Dia juga berhasil menerjemahkan keseharian mereka melalui sebuah foto.
Sepertinya disini saya dipaksa untuk sepakat bahwa sebuah gambar mampu
melukiskan ribuan kata dan jujur saja, dia berhasil. Jika selama ini saya
melihat mereka dengan gagah diatas panggung, sangar dalam liputan dan keren
dalam wawancara, maka disini saya bias merasakan hal yang sama sekali berbeda.
Kembali menyoal jarak, foto-foto yang disajikan dalam zine ini berhasil
memperpendek jarak antara saya/kita dan mereka.
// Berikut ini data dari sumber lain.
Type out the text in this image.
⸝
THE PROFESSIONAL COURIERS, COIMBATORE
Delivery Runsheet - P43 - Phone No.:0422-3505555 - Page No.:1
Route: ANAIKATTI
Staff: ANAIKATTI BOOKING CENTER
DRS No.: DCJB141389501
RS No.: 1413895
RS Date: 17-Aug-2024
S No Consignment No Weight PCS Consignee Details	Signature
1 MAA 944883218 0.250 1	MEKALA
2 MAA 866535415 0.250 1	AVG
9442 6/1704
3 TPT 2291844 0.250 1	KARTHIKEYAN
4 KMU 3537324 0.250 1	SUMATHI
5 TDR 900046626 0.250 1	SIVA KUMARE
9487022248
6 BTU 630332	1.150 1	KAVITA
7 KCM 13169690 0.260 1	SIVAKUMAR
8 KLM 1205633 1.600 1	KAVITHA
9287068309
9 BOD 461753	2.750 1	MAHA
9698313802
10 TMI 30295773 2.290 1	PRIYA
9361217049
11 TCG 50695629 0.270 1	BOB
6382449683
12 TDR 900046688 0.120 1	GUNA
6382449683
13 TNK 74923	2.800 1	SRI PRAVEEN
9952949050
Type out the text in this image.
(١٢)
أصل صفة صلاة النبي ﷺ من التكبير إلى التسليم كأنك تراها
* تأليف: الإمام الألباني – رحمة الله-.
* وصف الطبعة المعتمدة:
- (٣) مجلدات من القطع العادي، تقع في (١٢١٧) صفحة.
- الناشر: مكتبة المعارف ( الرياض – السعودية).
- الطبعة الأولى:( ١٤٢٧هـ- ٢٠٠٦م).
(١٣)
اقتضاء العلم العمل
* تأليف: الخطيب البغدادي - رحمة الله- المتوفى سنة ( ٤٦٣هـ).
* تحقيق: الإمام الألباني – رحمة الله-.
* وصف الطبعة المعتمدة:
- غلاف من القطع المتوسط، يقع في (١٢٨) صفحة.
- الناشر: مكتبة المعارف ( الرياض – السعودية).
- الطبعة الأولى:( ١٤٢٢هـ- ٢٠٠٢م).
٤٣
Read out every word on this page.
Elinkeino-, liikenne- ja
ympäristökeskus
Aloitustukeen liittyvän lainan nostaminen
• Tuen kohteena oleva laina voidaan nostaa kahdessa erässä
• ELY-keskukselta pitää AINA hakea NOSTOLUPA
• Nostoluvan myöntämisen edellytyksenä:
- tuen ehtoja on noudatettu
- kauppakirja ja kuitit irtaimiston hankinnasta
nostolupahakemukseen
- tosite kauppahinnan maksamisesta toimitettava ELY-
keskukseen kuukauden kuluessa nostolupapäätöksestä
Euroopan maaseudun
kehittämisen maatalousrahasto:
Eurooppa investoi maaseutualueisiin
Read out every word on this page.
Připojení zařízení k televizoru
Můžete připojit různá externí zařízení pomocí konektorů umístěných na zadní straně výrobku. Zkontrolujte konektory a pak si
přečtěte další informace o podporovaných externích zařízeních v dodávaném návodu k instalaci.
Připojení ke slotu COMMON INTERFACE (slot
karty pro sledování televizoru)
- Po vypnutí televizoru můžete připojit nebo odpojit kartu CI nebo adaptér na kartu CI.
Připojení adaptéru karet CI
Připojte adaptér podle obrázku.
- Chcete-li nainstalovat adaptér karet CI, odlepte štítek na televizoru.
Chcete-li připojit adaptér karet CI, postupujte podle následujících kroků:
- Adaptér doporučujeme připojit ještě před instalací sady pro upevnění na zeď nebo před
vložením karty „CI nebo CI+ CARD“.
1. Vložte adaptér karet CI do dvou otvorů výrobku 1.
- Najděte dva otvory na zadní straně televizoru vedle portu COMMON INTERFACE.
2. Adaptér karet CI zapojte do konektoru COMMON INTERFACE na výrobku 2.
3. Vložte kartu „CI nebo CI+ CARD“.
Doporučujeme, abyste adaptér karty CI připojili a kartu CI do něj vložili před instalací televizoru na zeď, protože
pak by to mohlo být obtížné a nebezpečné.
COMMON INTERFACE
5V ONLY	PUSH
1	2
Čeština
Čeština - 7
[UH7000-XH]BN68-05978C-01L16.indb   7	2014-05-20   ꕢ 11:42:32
Berhasil membuat saya sejenak
merasa bahwa saya adalah sesama penggiat. Berhasil sesaat menggiring saya dalam
sensasi jarak menengah dan dekat, tidak lagi jauh seperti yang sesungguhnya.
Sungguh menyenangkan.
Tentang Hari Ini
Lima tahun
terlewati sejak pertama kali saya membaca zine ini. Lima tahun. Sebuah waktu
yang cukup lama walaupun mungkin tidak terasa. Banyak yang telah berubah dalam
lima tahun, walaupun tidak sedikit yang tidak berubah. Lihat bagaimana
teknologi berubah dalam lima tahun ini. Berubah, pesat bahkan. Lihat bagaimana
histeria menjelang Pemilu. Tetap sama, memburuk bahkan. Hal yang sama terjadi
pada saya. Hal yang sama mungkin terjadi pada para idola saya tadi.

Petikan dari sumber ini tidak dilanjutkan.